HealthEquity’s net income for the first quarter was $0.41 per share, up 32% from the same period last year. It beat Wall Street’s Q1 earnings estimate of $0.34 per share. During the first quarter of fiscal 2019, the company served 4.1 million HSA accounts. As of March 31, HealthEquity had 3.2 million active HSA members. The company’s custodial assets topped $8.3 billion, indicating that its business has a large addressable market.
HealthEquity’s HSA products are complemented by complementary services. The company manages over 4.1 million HSAs and 5 million FSAs through its direct-to-employer channels and through benefits advisors. Its combined revenue and cash flow growth is accelerating across all segments.

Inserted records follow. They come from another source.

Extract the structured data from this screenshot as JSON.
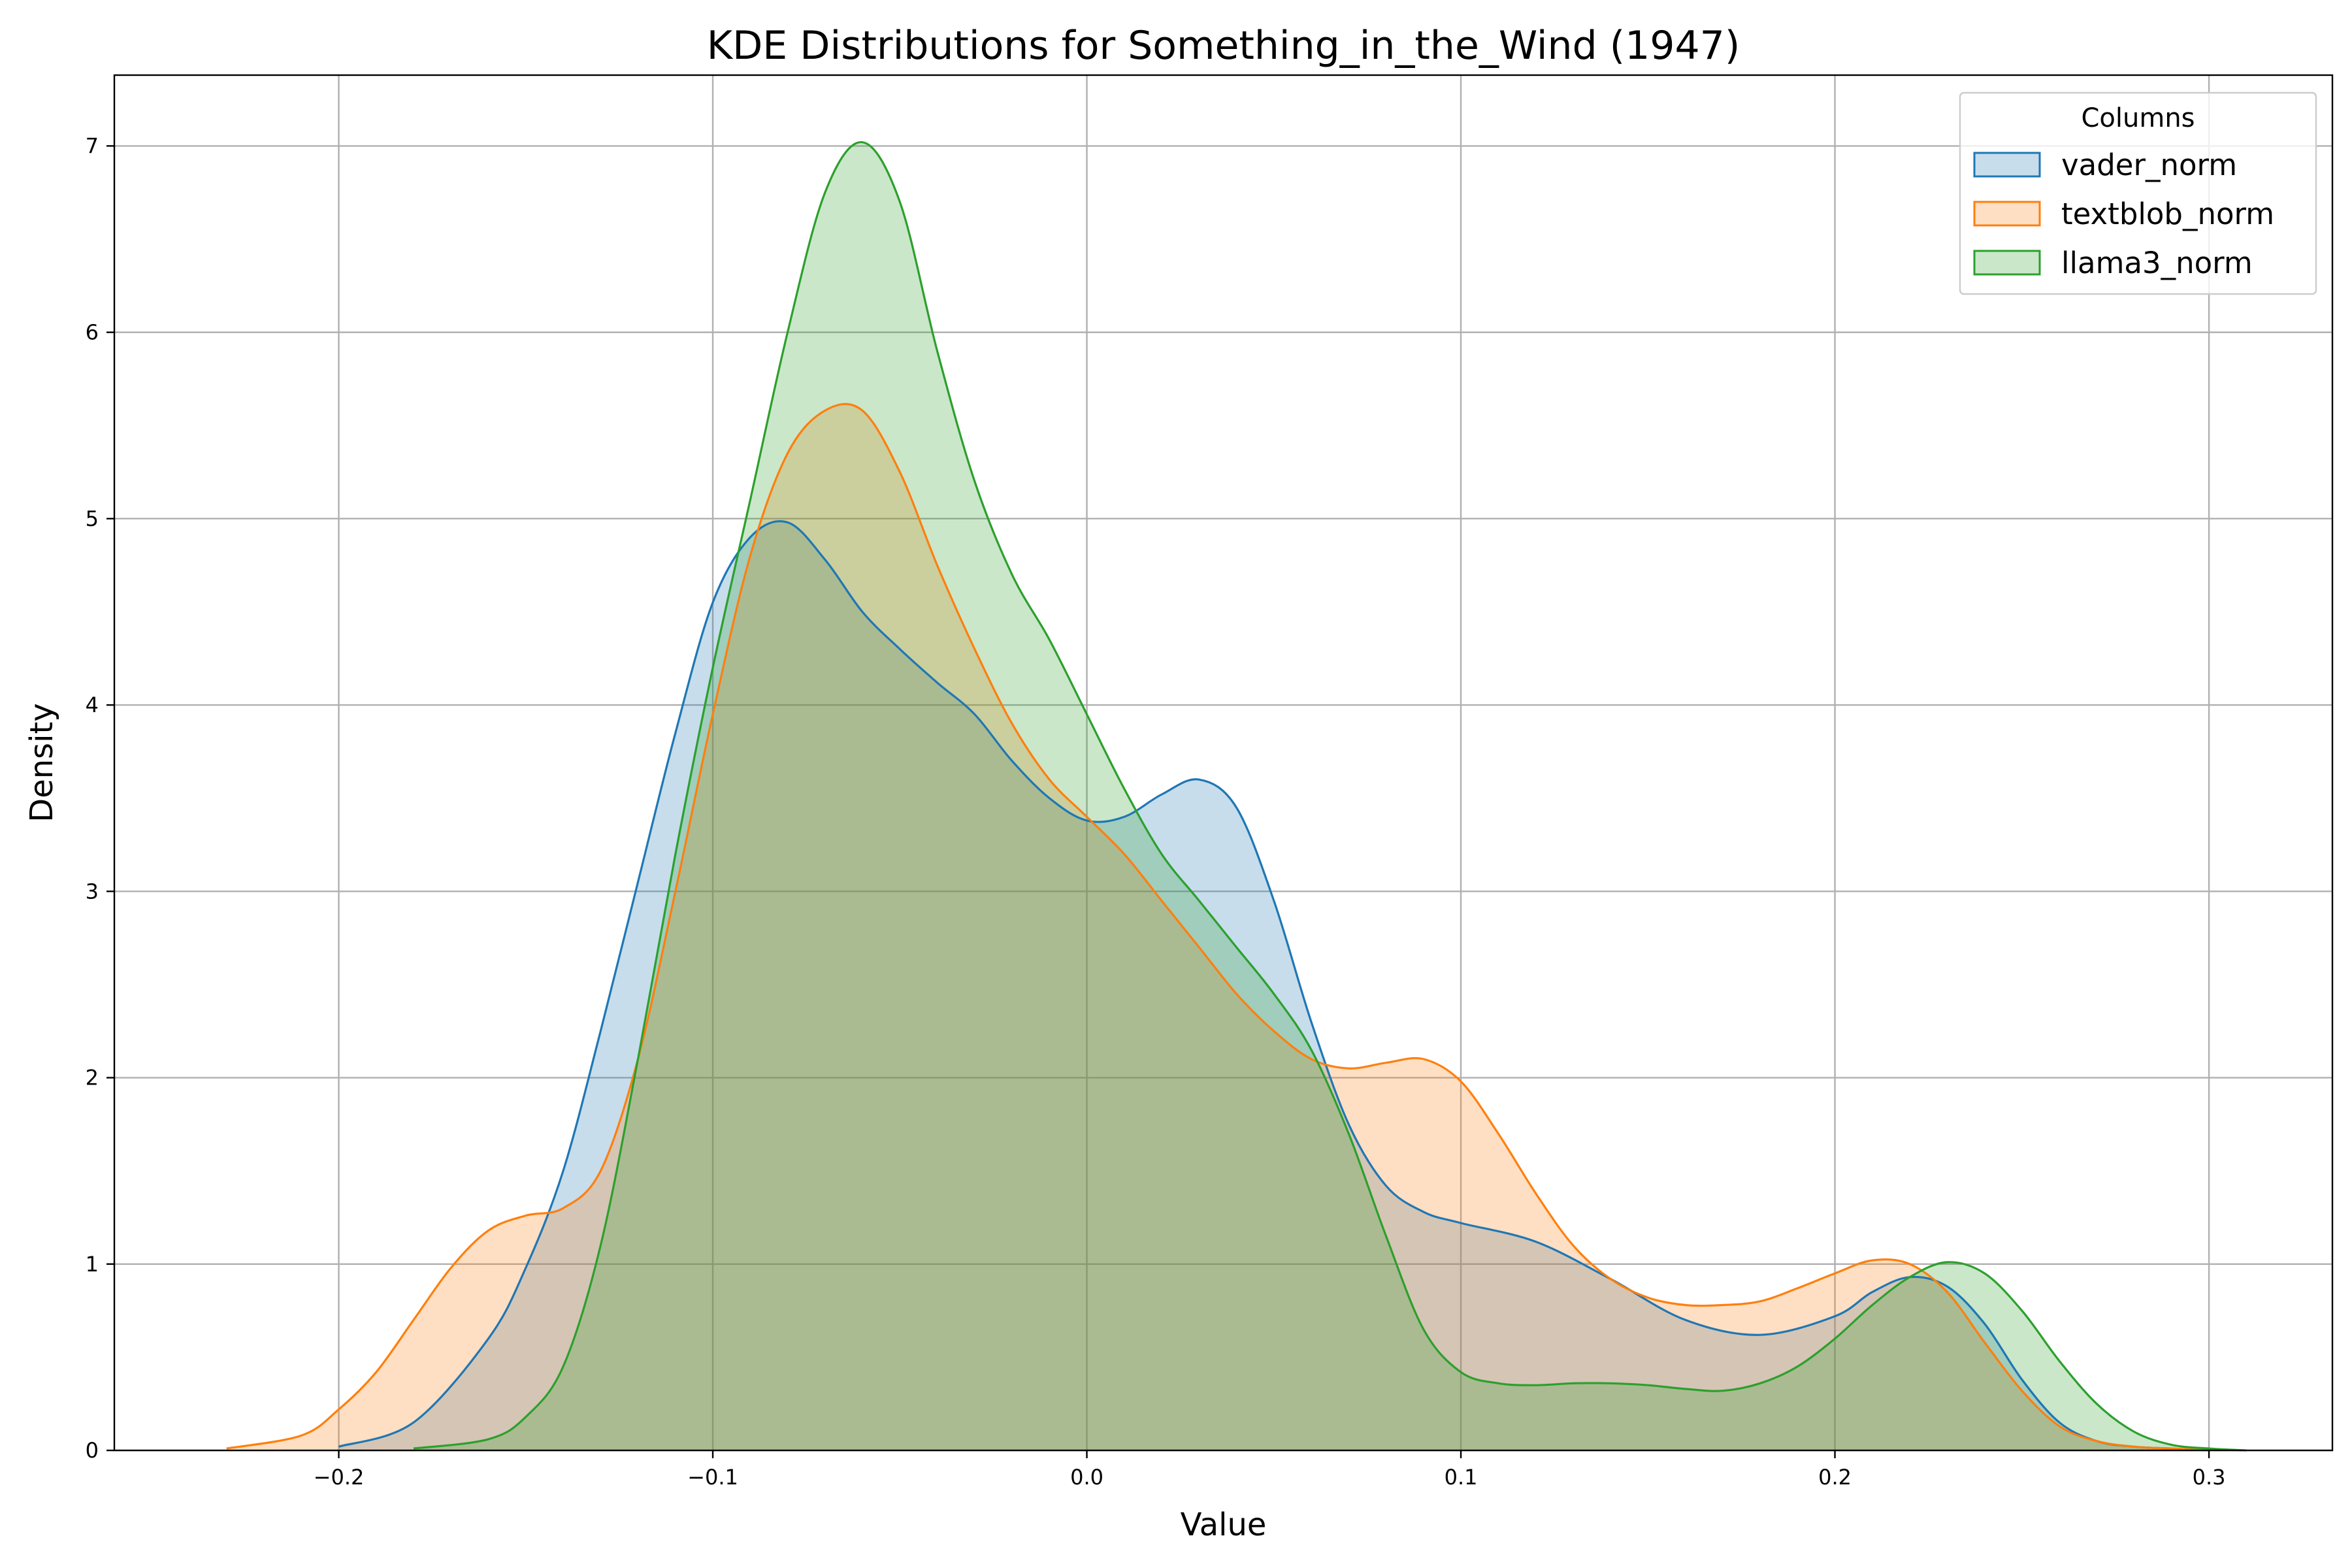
{
  "chart_data": {
    "type": "area",
    "title": "KDE Distributions for Something_in_the_Wind (1947)",
    "xlabel": "Value",
    "ylabel": "Density",
    "xlim": [
      -0.26,
      0.333
    ],
    "ylim": [
      0,
      7.38
    ],
    "xticks": [
      -0.2,
      -0.1,
      0.0,
      0.1,
      0.2,
      0.3
    ],
    "xtick_labels": [
      "−0.2",
      "−0.1",
      "0.0",
      "0.1",
      "0.2",
      "0.3"
    ],
    "yticks": [
      0,
      1,
      2,
      3,
      4,
      5,
      6,
      7
    ],
    "ytick_labels": [
      "0",
      "1",
      "2",
      "3",
      "4",
      "5",
      "6",
      "7"
    ],
    "grid": true,
    "legend": {
      "title": "Columns",
      "placement": "top-right"
    },
    "series": [
      {
        "name": "vader_norm",
        "color": "#1f77b4",
        "x": [
          -0.2,
          -0.18,
          -0.16,
          -0.15,
          -0.14,
          -0.13,
          -0.12,
          -0.11,
          -0.1,
          -0.09,
          -0.08,
          -0.07,
          -0.06,
          -0.05,
          -0.04,
          -0.03,
          -0.02,
          -0.01,
          0.0,
          0.01,
          0.02,
          0.03,
          0.04,
          0.05,
          0.06,
          0.07,
          0.08,
          0.09,
          0.1,
          0.12,
          0.14,
          0.16,
          0.18,
          0.2,
          0.21,
          0.22,
          0.23,
          0.24,
          0.25,
          0.26,
          0.27,
          0.28,
          0.29,
          0.3
        ],
        "y": [
          0.02,
          0.15,
          0.6,
          0.98,
          1.5,
          2.25,
          3.05,
          3.85,
          4.55,
          4.9,
          4.98,
          4.78,
          4.5,
          4.3,
          4.12,
          3.95,
          3.7,
          3.5,
          3.38,
          3.4,
          3.52,
          3.6,
          3.45,
          2.95,
          2.3,
          1.75,
          1.42,
          1.28,
          1.22,
          1.12,
          0.92,
          0.7,
          0.62,
          0.72,
          0.85,
          0.93,
          0.88,
          0.68,
          0.38,
          0.15,
          0.05,
          0.02,
          0.01,
          0.0
        ]
      },
      {
        "name": "textblob_norm",
        "color": "#ff7f0e",
        "x": [
          -0.23,
          -0.21,
          -0.2,
          -0.19,
          -0.18,
          -0.17,
          -0.16,
          -0.15,
          -0.14,
          -0.13,
          -0.12,
          -0.11,
          -0.1,
          -0.09,
          -0.08,
          -0.07,
          -0.06,
          -0.05,
          -0.04,
          -0.03,
          -0.02,
          -0.01,
          0.0,
          0.01,
          0.02,
          0.03,
          0.04,
          0.05,
          0.06,
          0.07,
          0.08,
          0.09,
          0.1,
          0.11,
          0.12,
          0.13,
          0.14,
          0.15,
          0.16,
          0.17,
          0.18,
          0.19,
          0.2,
          0.21,
          0.22,
          0.23,
          0.24,
          0.25,
          0.26,
          0.27,
          0.28,
          0.29,
          0.3
        ],
        "y": [
          0.01,
          0.08,
          0.22,
          0.42,
          0.7,
          0.98,
          1.18,
          1.26,
          1.3,
          1.5,
          2.1,
          3.0,
          3.95,
          4.8,
          5.35,
          5.58,
          5.58,
          5.25,
          4.75,
          4.3,
          3.9,
          3.6,
          3.4,
          3.2,
          2.95,
          2.7,
          2.45,
          2.25,
          2.1,
          2.05,
          2.08,
          2.1,
          1.98,
          1.7,
          1.38,
          1.1,
          0.92,
          0.82,
          0.78,
          0.78,
          0.8,
          0.87,
          0.95,
          1.02,
          1.0,
          0.85,
          0.58,
          0.32,
          0.13,
          0.05,
          0.02,
          0.01,
          0.0
        ]
      },
      {
        "name": "llama3_norm",
        "color": "#2ca02c",
        "x": [
          -0.18,
          -0.16,
          -0.15,
          -0.14,
          -0.13,
          -0.12,
          -0.11,
          -0.1,
          -0.09,
          -0.08,
          -0.07,
          -0.06,
          -0.05,
          -0.04,
          -0.03,
          -0.02,
          -0.01,
          0.0,
          0.01,
          0.02,
          0.03,
          0.04,
          0.05,
          0.06,
          0.07,
          0.08,
          0.09,
          0.1,
          0.11,
          0.12,
          0.13,
          0.14,
          0.15,
          0.16,
          0.17,
          0.18,
          0.19,
          0.2,
          0.21,
          0.22,
          0.23,
          0.24,
          0.25,
          0.26,
          0.27,
          0.28,
          0.29,
          0.3,
          0.31
        ],
        "y": [
          0.01,
          0.06,
          0.18,
          0.45,
          1.1,
          2.1,
          3.2,
          4.2,
          5.1,
          6.0,
          6.75,
          7.02,
          6.7,
          5.9,
          5.2,
          4.7,
          4.35,
          3.95,
          3.55,
          3.2,
          2.95,
          2.7,
          2.45,
          2.15,
          1.7,
          1.15,
          0.65,
          0.42,
          0.36,
          0.35,
          0.36,
          0.36,
          0.35,
          0.33,
          0.32,
          0.36,
          0.45,
          0.6,
          0.78,
          0.93,
          1.01,
          0.95,
          0.75,
          0.48,
          0.25,
          0.1,
          0.03,
          0.01,
          0.0
        ]
      }
    ]
  }
}
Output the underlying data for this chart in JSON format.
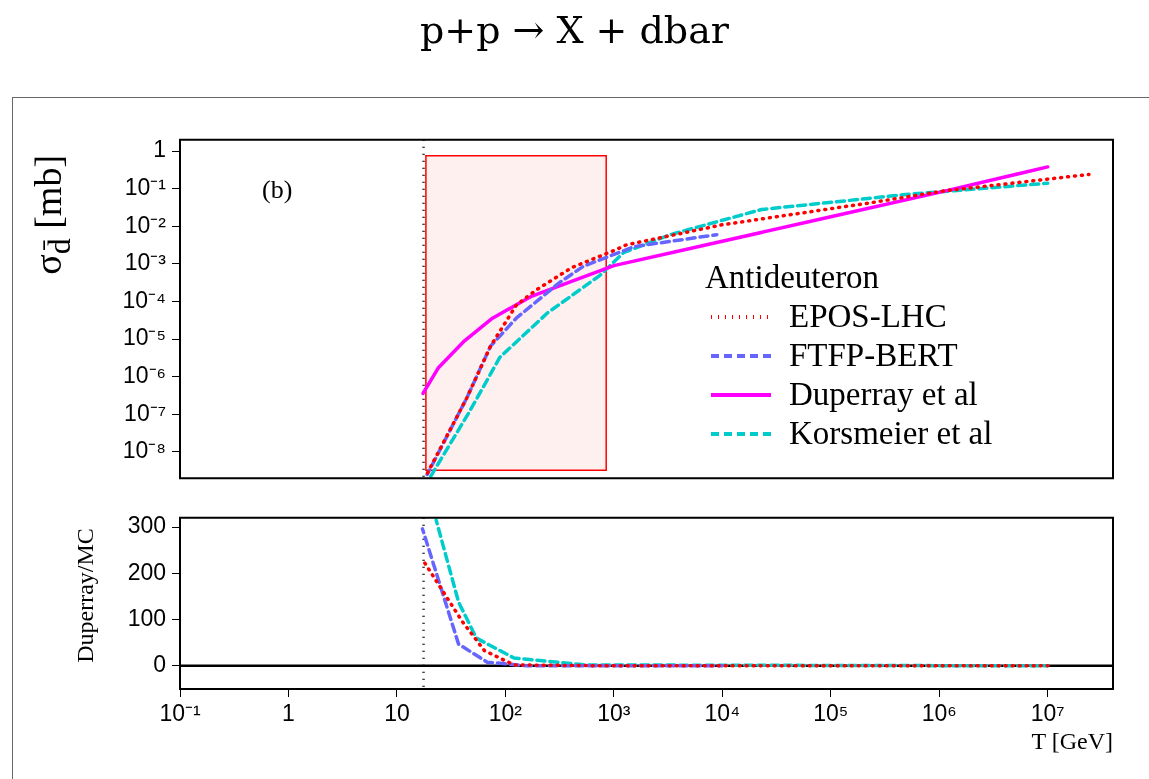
{
  "chart_data": [
    {
      "type": "line",
      "title": "p+p → X + dbar",
      "ylabel": "σ$_{d̄}$ [mb]",
      "legend_title": "Antideuteron",
      "legend": "right",
      "log": "xy",
      "grid": false,
      "tick_labels": "y",
      "annotations": [
        "(b)"
      ],
      "xlim": [
        0.1,
        40000000
      ],
      "xticks": [
        {
          "value": 0.1,
          "label": null
        },
        {
          "value": 1,
          "label": null
        },
        {
          "value": 10,
          "label": null
        },
        {
          "value": 100,
          "label": null
        },
        {
          "value": 1000,
          "label": null
        },
        {
          "value": 10000,
          "label": null
        },
        {
          "value": 100000,
          "label": null
        },
        {
          "value": 1000000,
          "label": null
        },
        {
          "value": 10000000,
          "label": null
        }
      ],
      "ylim": [
        2e-09,
        2
      ],
      "yticks": [
        1,
        {
          "value": 0.1,
          "label": "10⁻¹"
        },
        {
          "value": 0.01,
          "label": "10⁻²"
        },
        {
          "value": 0.001,
          "label": "10⁻³"
        },
        {
          "value": 0.0001,
          "label": "10⁻⁴"
        },
        {
          "value": 1e-05,
          "label": "10⁻⁵"
        },
        {
          "value": 1e-06,
          "label": "10⁻⁶"
        },
        {
          "value": 1e-07,
          "label": "10⁻⁷"
        },
        {
          "value": 1e-08,
          "label": "10⁻⁸"
        }
      ],
      "ref_lines": [
        {
          "axis": "x",
          "value": 17.6,
          "color": "#000000",
          "line_style": "dotted"
        }
      ],
      "bands": [
        {
          "axis": "x",
          "from": 18.5,
          "to": 850,
          "color": "#ff0000"
        }
      ],
      "series": [
        {
          "name": "EPOS-LHC",
          "color": "#ff0000",
          "line_style": "dotted",
          "x": [
            18.8,
            44,
            73,
            126,
            191,
            410,
            1050,
            1300,
            10000,
            230000,
            1100000,
            24000000
          ],
          "values": [
            2.5e-09,
            2.7e-07,
            6.5e-06,
            8e-05,
            0.0002,
            0.0008,
            0.0024,
            0.0032,
            0.011,
            0.042,
            0.087,
            0.24
          ]
        },
        {
          "name": "FTFP-BERT",
          "color": "#6666ff",
          "line_style": "dashed",
          "x": [
            19,
            44,
            73,
            126,
            316,
            525,
            1550,
            8900
          ],
          "values": [
            2.5e-09,
            2.7e-07,
            6.5e-06,
            3.6e-05,
            0.00032,
            0.00087,
            0.0029,
            0.006
          ]
        },
        {
          "name": "Duperray et al",
          "color": "#ff00ff",
          "line_style": "solid",
          "x": [
            17.4,
            24,
            42,
            76,
            176,
            1000,
            10000,
            100000,
            1000000,
            10000000
          ],
          "values": [
            3.6e-07,
            1.7e-06,
            9e-06,
            3.6e-05,
            0.00014,
            0.0009,
            0.004,
            0.018,
            0.08,
            0.38
          ]
        },
        {
          "name": "Korsmeier et al",
          "color": "#00cccc",
          "line_style": "dashed",
          "x": [
            20,
            46,
            89,
            245,
            740,
            1230,
            3300,
            23000,
            490000,
            10000000
          ],
          "values": [
            2e-09,
            1.1e-07,
            3.3e-06,
            5e-05,
            0.00049,
            0.002,
            0.006,
            0.028,
            0.07,
            0.14
          ]
        }
      ]
    },
    {
      "type": "line",
      "xlabel": "T [GeV]",
      "ylabel": "Duperray/MC",
      "log": "x",
      "grid": false,
      "legend": false,
      "xlim": [
        0.1,
        40000000
      ],
      "xticks": [
        {
          "value": 0.1,
          "label": "10⁻¹"
        },
        1,
        10,
        {
          "value": 100,
          "label": "10²"
        },
        {
          "value": 1000,
          "label": "10³"
        },
        {
          "value": 10000,
          "label": "10⁴"
        },
        {
          "value": 100000,
          "label": "10⁵"
        },
        {
          "value": 1000000,
          "label": "10⁶"
        },
        {
          "value": 10000000,
          "label": "10⁷"
        }
      ],
      "ylim": [
        -50,
        320
      ],
      "yticks": [
        0,
        100,
        200,
        300
      ],
      "ref_lines": [
        {
          "axis": "x",
          "value": 17.6,
          "color": "#000000",
          "line_style": "dotted"
        },
        {
          "axis": "y",
          "value": 0,
          "color": "#000000",
          "line_style": "solid"
        }
      ],
      "series": [
        {
          "color": "#ff0000",
          "line_style": "dotted",
          "x": [
            17,
            40,
            64,
            120,
            1000,
            10000000
          ],
          "values": [
            232,
            96,
            33,
            2,
            0,
            0
          ]
        },
        {
          "color": "#6666ff",
          "line_style": "dashed",
          "x": [
            17.2,
            37,
            68,
            160,
            1000,
            10000
          ],
          "values": [
            296,
            47,
            8,
            0,
            0,
            0
          ]
        },
        {
          "color": "#00cccc",
          "line_style": "dashed",
          "x": [
            23,
            37,
            54,
            120,
            550,
            10000000
          ],
          "values": [
            315,
            138,
            60,
            17,
            2,
            0
          ]
        }
      ]
    }
  ]
}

HealthEquity’s profits are derived from three primary sources. It earns service revenue from health plans and subscription revenues from employers. It also earns net income from its partnership with WageWorks, which runs consumer-directed health plans. In addition, the company acquired shares from WageWorks to boost its profit margins.
$8.3 billion in assets
HealthEquity is a leading provider of health savings accounts. Its mission is to connect consumers with their healthcare. HealthEquity works with over 45,000 employers and 141 benefit plan providers to deliver end-to-end health solutions. The company offers its members an award-winning “purple service” and an end-to-end platform that helps them become health consumers and build retirement savings.
HealthEquity has an impressive track record, with its net income beating consensus estimates for the past 16 quarters. It has a 5 year revenue CAGR of 36%, and a 20-quarter earnings growth rate of 8%. It has also steadily increased its market share in the HSA market, and currently has 13% market share in the HSA custodial business. It has 45,000 clients, 141 network partners, and more than 4.1 million HSA accounts under management.
HealthEquity makes money in three primary ways: custodial, interchange, and service revenue. By acquiring WageWorks, HealthEquity’s net income increased by $29 million. The deal would create a much larger administrator of employee benefits plans and consumer-directed health plans. Although HealthEquity and WageWorks are not certain to complete a merger, this could potentially be a good deal for the companies.
The WageWorks Health Equity acquisition was the largest in Utah since the purchase of Vivint Smart Home by Blackstone in 2012. The Utah investment community is now booming as Utah-based companies seek Silicon Valley valuations. In the near future, the volume of transaction activity will increase significantly.
Direct distribution to employers and benefits advisors
HealthEquity, the nation’s largest custodian of health savings accounts, is making a bid for WageWorks. The deal would create a larger administrator of health plans and consumer-directed health plans, including HSAs and complementary CDBs. It would also add a new product line, commuter accounts. However, the deal is still subject to regulatory approvals and other conditions.
While HealthEquity and WageWorks believe their expectations are reasonable, actual events or results could differ materially from these expectations. These differences are a result of known and unknown risks, uncertainties, and other factors. The companies have outlined these risks in their SEC filings.
HealthEquity plans to use the acquisition as a platform to expand its distribution channel, as well as its benefits offerings. It intends to use WageWorks’ strength in partnering with employers and benefits advisers. It expects to spend $2.3 billion on the acquisition, with $600 million in cash and $1.7 billion in new debt to fund the acquisition. The company is also expected to receive a $1 billion commitment from Wells Fargo & Co.